The accident here was not of that sort. This accident was of a commonplace natureslipping or losing balance while going down wet stairsan accident which occurs with some frequency to even the most sober, careful persons. The accident itself does not infer intoxication as a cause thereof.
In this respect, this case differs from those cited by defendant where the accidents were of a bizarre, unusual nature inferring intoxication as a cause of the victim's behavior and the resulting accident. In Parker v. Krogers, Inc., 394 So.2d 1178 (La.1981), a truck driver failed to see signs warning of road construction and additional warning devices preceding a barricade set up by the Department of Transportation and Development. The truck driver drove through the barricade, collided with a department road repair truck and hit two other state vehicles before coming to rest 330 feet from the barricade. The court concluded that the plaintiff's intoxication caused him to fall asleep at the wheel and, thus, was the proximate cause of the accident. The accident involved in Parker is not the commonplace sort of accident which we are confronted with here.
In Renfroe v. City of New Orleans, 394 So.2d 787 (La.App. 4th Cir. 1981), the widow of a police captain sued his former employer for death benefits under the workman's compensation law. The decedent was driving to his home late at night when his car hit the curbing on the interstate and rolled over the guardrail. Although this accident could have been caused by the decedent's simple negligence, this theory was negated by the testimony of a number of witnesses who had been with the decedent shortly before the accident. The decedent had dinner with a group of people and had been drinking rather heavily. The witnesses testified that the decedent's speech was slurred, that he appeared unsteady and tired, that he was staggering and that his actions were seriously impaired. The court concluded, largely on the basis of this testimony regarding the decedent's physical and mental impairment due to his intoxication, that his intoxication was the cause of the fatal accident. In the instant case, although there is convincing evidence of the plaintiff's intoxication, there is no evidence of unusual behavior generally associated with intoxication leading up to or contributing to the accident.
*1358 In many respects, this case most resembles Watkins v. Roach, supra. There, the plaintiff employee was operating a "drag-line" when his left hand got caught between the wheels of the machine and the rails on which it ran, crushing two of his fingers so badly that amputation of them was required. The evidence was sufficient to establish that the plaintiff was intoxicated to some extent.
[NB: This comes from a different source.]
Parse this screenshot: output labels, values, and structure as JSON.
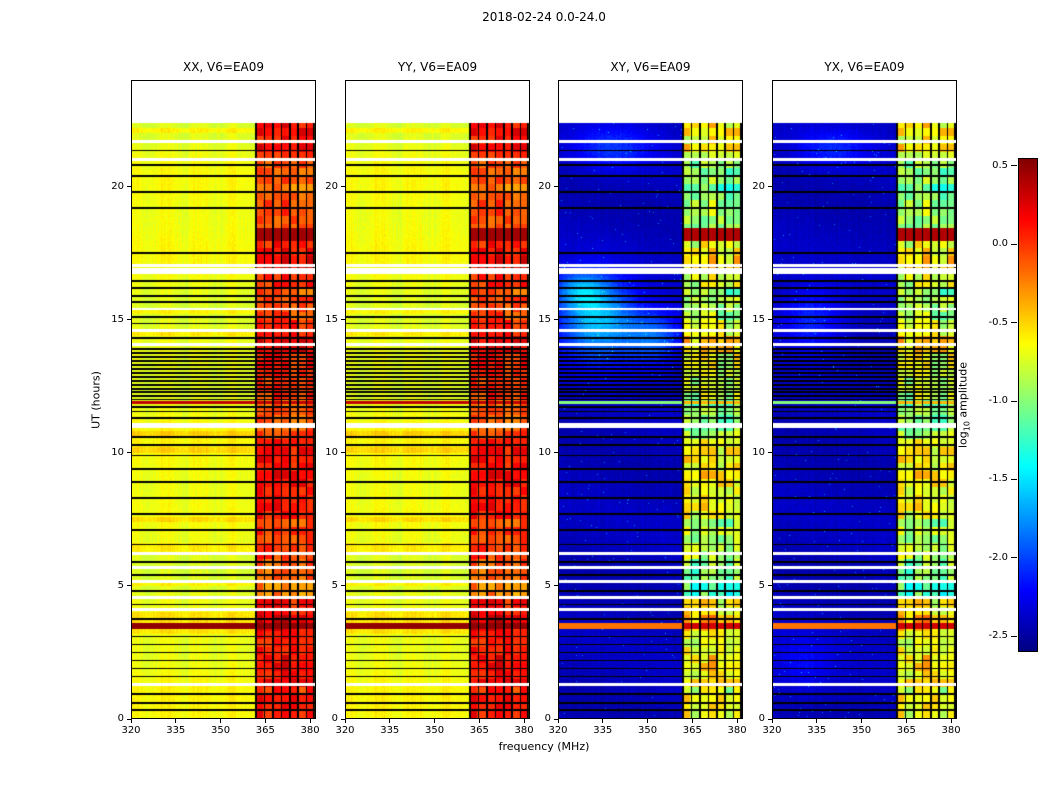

However, the court found it made no difference whether plaintiff was intoxicated at the time of the accident because there was no evidence that his intoxication caused the injury. In that case, there was no testimony regarding how the accident happened; the four employees working with plaintiff at the time were not called to testify. The foreman of the injured employee had seen the employee prior to the accident and did not require the employee to stop working because he was drunk. In Watkins, as in this case, the defendant failed to discharge its burden of proving that the intoxication of the plaintiff employee caused the accident and resulting injury.